Could Bush end up the Gore of '04?

Published October 21, 2004 6:55PM (EDT)

According to yesterday's Harris poll, John Kerry is down by 2 points nationally, but leads by 7 in the swing states. A Pew Research Center poll concurs, calling the race a tie nationally, and putting Kerry up 6 in the swing states. It may seem hard to believe, but alongside current "safe-states" numbers, these polls suggest that the race could result in an inverse of the 2000 election: Kerry may very well win the electoral vote, while Bush could win the popular vote.

Because of how the electoral college allots votes, the odds are still against that outcome: Every state gets one electoral vote for each of its senators and Congressional representatives, making small states more influential per capita. That's an arrangement that usually benefits Republicans, who have a lock on the less-populous states in the Midwest and South.

But the inverse scenario is not out of the question in 2004. This is because the red states are a lot more unanimously red than the blue states are unanimously blue. For instance, while the most recent poll says Kerry leads by 11 in the Democratic stronghold of California, Bush leads by 23 in Texas. And while a 7-point Kerry advantage in Vermont colors the state solidly blue, it doesn't come close to balancing out the 31-point drubbing Bush is expected to give Kerry in Nebraska.

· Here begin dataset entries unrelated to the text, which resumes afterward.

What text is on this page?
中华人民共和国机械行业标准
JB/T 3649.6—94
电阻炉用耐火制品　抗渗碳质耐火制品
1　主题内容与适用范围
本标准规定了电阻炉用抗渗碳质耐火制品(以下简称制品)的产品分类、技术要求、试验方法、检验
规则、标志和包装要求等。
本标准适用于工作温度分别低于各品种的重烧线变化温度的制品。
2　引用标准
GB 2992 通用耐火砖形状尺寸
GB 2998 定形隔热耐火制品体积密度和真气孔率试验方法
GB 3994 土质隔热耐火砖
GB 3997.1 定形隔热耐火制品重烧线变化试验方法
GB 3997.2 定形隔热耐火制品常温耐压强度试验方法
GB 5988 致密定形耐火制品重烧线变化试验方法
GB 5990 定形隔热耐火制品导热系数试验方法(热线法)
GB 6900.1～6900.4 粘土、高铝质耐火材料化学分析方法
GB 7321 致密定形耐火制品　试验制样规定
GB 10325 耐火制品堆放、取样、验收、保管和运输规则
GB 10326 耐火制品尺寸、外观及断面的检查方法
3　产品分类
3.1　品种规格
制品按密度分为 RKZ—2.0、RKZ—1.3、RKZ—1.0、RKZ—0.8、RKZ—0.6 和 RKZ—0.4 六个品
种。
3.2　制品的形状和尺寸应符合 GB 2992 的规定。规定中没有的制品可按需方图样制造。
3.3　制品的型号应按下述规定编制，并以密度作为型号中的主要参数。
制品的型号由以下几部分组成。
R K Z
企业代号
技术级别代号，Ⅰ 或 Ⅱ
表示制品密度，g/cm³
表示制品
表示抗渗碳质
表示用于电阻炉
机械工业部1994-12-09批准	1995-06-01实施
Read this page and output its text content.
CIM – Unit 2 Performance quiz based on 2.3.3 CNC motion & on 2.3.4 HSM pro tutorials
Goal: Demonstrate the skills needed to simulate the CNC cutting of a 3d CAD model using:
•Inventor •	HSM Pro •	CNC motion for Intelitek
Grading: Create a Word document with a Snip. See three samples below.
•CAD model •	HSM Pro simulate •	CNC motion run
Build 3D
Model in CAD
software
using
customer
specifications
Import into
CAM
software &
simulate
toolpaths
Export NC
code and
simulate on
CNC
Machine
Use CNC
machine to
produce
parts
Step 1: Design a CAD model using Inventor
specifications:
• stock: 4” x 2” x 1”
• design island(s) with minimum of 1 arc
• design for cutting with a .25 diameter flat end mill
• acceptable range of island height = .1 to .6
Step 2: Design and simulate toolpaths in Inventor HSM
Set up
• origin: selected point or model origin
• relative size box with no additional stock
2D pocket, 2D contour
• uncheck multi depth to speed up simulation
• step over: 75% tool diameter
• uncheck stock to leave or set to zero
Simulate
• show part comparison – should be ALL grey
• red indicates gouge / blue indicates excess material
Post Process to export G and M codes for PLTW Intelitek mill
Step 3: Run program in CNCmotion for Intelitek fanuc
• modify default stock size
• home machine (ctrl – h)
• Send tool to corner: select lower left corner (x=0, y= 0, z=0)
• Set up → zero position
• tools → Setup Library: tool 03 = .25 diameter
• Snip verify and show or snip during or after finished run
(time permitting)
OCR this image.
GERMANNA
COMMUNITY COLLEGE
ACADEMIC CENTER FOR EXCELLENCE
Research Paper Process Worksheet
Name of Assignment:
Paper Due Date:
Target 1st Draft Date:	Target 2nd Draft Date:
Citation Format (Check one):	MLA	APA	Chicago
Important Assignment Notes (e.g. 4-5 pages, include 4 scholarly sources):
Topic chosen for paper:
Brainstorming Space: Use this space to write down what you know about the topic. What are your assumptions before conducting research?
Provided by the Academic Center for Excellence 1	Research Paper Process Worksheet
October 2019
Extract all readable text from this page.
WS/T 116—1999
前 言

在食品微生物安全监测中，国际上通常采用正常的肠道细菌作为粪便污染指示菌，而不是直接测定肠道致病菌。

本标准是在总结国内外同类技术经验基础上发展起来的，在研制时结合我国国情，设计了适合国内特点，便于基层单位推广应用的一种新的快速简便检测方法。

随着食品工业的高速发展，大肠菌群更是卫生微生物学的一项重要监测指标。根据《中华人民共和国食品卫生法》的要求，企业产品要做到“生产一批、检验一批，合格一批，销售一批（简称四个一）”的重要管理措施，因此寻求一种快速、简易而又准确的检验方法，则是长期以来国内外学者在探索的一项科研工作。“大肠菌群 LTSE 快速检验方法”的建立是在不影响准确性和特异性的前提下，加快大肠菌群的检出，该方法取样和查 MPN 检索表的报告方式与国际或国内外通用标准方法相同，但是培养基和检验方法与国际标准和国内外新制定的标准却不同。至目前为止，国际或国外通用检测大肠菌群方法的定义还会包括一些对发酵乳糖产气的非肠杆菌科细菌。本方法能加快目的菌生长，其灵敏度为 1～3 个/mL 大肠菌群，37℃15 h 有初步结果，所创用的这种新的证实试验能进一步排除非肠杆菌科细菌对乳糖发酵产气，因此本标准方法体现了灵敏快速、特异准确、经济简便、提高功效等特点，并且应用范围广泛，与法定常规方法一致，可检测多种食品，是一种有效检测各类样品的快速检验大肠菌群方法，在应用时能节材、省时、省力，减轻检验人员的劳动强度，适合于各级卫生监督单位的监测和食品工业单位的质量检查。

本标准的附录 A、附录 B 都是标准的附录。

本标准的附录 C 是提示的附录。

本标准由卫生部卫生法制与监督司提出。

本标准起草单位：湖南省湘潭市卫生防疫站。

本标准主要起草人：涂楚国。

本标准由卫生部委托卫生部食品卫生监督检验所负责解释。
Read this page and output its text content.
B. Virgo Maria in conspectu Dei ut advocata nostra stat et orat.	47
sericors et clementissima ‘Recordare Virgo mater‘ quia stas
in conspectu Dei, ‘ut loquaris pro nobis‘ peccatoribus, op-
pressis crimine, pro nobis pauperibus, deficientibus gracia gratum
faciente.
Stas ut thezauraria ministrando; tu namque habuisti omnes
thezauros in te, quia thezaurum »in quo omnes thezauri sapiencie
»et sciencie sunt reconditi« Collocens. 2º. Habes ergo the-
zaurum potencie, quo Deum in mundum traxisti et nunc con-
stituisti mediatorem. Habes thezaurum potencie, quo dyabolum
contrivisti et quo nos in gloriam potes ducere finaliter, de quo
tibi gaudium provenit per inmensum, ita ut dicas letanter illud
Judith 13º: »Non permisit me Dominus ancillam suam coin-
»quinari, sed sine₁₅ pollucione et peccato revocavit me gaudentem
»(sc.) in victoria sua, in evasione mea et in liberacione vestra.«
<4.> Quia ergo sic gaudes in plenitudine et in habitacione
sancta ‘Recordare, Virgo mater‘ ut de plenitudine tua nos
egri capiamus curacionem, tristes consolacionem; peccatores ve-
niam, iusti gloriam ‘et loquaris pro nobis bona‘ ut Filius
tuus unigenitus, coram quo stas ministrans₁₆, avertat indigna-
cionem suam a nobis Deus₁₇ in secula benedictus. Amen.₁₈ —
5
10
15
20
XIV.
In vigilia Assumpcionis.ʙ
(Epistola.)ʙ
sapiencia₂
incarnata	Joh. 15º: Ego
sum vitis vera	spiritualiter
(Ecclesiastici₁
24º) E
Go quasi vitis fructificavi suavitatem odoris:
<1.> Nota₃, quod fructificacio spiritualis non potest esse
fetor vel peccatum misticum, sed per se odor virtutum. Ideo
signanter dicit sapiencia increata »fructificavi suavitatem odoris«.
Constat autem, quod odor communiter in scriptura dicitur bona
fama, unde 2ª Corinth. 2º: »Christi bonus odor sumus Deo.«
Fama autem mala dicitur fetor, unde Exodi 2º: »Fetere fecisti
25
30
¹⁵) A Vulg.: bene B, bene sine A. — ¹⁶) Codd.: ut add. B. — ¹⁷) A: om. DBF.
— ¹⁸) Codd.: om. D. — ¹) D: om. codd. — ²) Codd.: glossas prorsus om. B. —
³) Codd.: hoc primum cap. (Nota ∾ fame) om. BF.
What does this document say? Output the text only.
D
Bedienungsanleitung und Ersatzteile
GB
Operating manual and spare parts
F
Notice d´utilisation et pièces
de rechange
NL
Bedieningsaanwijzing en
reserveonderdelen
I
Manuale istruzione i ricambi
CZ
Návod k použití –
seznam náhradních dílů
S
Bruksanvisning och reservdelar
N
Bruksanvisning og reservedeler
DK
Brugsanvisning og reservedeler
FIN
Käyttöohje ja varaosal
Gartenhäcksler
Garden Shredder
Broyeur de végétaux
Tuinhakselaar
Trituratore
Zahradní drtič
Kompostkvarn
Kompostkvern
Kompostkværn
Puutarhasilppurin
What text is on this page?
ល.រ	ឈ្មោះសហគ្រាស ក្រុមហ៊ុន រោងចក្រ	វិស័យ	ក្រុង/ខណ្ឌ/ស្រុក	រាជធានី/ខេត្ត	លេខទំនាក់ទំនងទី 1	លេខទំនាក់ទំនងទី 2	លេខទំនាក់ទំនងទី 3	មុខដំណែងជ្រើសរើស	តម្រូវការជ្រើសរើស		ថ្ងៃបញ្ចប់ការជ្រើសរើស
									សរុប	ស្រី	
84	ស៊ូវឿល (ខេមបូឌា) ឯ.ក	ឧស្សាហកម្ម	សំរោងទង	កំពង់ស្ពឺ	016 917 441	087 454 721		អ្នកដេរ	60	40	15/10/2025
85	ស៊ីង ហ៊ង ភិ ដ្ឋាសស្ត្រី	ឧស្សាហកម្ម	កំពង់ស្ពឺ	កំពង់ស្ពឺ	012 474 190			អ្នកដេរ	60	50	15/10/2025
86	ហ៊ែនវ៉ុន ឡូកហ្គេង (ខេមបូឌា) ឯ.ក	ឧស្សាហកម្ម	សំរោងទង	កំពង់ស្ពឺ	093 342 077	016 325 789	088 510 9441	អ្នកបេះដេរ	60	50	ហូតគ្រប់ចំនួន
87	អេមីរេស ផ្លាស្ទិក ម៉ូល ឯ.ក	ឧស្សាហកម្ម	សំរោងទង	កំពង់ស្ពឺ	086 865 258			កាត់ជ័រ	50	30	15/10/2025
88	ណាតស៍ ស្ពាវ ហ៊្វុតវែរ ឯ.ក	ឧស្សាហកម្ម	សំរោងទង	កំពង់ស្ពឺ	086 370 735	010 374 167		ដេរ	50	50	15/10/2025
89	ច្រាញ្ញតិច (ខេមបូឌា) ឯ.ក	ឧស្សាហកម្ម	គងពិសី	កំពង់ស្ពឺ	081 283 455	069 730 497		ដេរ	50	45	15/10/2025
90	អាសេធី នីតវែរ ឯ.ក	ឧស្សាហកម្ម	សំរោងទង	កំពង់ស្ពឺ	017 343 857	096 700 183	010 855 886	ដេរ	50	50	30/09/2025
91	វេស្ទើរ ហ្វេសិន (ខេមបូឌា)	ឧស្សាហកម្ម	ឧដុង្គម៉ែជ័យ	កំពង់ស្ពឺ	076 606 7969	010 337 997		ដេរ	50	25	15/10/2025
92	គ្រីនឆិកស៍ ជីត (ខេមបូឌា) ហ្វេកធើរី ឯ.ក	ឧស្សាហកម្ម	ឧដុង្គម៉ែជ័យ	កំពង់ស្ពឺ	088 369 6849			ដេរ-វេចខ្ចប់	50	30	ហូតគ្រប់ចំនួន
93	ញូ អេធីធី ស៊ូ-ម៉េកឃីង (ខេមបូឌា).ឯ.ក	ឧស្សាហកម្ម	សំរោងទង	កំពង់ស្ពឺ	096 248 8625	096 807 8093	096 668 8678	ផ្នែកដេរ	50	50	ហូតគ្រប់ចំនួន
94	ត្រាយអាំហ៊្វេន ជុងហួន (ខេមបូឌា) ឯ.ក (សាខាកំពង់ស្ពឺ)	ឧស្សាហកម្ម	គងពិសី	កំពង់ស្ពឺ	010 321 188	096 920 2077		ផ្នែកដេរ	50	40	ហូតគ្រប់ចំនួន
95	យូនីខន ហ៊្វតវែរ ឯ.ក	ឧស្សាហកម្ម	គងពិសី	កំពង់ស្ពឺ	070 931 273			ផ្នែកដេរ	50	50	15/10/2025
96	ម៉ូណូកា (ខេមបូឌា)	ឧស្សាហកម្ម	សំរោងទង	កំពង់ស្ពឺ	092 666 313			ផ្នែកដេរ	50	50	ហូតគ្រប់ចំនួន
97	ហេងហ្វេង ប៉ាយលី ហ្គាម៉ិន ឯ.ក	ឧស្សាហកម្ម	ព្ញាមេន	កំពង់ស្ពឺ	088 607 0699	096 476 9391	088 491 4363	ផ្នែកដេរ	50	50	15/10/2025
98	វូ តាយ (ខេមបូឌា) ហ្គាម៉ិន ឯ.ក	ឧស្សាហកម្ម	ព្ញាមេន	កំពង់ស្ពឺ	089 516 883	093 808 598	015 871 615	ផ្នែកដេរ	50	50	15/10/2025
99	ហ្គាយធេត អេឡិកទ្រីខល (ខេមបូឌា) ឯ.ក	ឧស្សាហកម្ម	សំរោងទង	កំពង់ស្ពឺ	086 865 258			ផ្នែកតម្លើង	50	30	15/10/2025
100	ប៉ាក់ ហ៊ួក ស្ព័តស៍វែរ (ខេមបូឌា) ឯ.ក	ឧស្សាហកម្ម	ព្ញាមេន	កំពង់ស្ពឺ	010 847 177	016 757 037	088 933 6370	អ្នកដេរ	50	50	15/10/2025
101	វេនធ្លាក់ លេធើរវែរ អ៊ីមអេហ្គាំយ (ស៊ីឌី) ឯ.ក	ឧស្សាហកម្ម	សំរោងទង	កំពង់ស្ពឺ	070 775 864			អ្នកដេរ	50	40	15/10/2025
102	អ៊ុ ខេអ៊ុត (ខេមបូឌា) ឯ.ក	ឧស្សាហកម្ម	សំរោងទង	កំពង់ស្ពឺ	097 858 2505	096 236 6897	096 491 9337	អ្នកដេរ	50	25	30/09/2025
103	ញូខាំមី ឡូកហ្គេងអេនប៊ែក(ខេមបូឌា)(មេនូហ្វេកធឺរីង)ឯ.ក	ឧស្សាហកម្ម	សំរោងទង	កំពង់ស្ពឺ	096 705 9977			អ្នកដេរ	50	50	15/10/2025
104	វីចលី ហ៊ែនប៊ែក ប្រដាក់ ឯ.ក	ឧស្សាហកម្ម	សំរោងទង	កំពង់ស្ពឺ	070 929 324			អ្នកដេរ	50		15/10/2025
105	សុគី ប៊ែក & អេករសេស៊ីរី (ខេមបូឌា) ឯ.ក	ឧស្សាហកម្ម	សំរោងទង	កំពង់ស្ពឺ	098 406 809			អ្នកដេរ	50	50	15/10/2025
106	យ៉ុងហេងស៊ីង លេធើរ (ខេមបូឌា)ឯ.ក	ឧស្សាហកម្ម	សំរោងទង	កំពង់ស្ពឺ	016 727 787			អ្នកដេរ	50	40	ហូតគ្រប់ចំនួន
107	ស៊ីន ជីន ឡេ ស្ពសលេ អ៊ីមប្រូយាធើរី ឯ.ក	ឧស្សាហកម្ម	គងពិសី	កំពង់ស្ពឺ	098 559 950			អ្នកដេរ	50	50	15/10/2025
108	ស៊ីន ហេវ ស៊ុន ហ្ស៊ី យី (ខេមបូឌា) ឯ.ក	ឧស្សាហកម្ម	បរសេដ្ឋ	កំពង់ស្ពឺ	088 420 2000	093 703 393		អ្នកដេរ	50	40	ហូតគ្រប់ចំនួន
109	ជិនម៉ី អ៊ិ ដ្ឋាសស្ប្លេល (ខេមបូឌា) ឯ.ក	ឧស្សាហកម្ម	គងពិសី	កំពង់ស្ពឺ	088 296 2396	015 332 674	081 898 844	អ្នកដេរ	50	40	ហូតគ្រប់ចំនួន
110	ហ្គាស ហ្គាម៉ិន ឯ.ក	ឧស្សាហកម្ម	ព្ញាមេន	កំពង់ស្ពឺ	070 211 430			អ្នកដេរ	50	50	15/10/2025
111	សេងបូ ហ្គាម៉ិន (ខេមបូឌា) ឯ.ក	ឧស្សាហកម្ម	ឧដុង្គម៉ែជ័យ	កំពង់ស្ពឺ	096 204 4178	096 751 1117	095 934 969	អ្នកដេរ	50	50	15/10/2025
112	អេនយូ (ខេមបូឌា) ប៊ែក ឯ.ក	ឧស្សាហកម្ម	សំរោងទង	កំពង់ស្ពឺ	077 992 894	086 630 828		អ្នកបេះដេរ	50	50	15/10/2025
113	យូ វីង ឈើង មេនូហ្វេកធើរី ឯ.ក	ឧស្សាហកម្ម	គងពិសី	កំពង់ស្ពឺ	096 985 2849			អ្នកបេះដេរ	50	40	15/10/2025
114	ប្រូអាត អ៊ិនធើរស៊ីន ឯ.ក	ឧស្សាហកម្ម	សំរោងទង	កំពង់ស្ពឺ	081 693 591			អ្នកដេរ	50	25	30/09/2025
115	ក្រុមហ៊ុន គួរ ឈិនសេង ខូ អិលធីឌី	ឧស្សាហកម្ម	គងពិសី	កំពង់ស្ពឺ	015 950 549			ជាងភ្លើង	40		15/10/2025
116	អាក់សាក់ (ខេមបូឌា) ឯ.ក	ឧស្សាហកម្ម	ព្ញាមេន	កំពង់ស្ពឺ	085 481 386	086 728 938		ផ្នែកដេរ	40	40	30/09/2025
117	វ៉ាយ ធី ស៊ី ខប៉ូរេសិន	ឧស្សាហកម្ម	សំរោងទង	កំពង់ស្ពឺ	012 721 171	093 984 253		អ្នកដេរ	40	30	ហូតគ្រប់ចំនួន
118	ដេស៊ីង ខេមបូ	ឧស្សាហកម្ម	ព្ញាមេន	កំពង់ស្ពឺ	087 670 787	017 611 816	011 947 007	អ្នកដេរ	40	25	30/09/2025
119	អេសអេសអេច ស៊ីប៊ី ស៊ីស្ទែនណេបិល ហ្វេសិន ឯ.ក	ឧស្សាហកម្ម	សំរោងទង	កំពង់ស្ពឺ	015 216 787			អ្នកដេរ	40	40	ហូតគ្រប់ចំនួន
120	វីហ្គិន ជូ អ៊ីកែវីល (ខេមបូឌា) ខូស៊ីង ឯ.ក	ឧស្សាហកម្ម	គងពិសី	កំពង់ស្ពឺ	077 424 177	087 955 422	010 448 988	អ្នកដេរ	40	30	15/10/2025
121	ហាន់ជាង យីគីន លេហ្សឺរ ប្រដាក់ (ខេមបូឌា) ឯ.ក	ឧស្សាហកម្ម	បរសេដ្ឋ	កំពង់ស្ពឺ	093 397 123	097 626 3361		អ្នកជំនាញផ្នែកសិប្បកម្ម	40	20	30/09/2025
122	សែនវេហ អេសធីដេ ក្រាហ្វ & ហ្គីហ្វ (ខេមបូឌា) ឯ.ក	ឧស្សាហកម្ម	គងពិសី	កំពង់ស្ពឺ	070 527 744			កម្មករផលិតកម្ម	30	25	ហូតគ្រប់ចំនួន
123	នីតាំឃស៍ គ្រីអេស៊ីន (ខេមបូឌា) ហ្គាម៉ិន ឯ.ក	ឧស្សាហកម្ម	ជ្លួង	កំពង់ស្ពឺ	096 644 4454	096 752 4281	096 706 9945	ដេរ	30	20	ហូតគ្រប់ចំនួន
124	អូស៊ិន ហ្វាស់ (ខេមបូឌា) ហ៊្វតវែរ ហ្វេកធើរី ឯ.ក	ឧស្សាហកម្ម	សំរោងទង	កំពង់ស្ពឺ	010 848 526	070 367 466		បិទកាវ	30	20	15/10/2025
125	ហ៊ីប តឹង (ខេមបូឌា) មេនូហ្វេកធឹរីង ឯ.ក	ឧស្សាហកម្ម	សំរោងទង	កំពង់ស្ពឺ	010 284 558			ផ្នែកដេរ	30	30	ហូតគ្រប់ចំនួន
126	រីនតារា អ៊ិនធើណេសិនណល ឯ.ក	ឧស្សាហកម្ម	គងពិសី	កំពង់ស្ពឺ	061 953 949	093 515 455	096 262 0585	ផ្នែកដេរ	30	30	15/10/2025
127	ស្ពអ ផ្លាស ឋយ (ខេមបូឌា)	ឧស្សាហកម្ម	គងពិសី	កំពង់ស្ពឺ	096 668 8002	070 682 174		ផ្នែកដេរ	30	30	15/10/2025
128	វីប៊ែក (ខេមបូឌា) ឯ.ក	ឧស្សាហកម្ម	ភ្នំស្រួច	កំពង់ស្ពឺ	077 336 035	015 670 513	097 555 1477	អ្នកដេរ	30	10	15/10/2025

By pollster John Zogby's estimate, there are 34 such "safe states," in which one candidate's lead is insurmountable. The most recent poll data shows that, after weighting for population, Bush leads in the red states by an average margin of 18 percent, and Kerry leads in the blue states by an average margin of 14 percent. And not only is Bush's lead greater, but the red states have a higher combined population than the blue states.

Assuming comparable voter turnout in both red and blue states, War Room calculates that, based solely on the safe states, Bush currently holds roughly a 4-point lead in both the popular and the electoral college vote. In other words, Kerry could eke out an electoral win while Bush could very well still take the popular vote.

After the controversy of 2000, it's a strange, though real possibility. At this point it would probably be better for the country to have a decisive and uncontested outcome, but it's hard not to imagine the irony were a losing Bush campaign to end up protesting a failure of the national election system.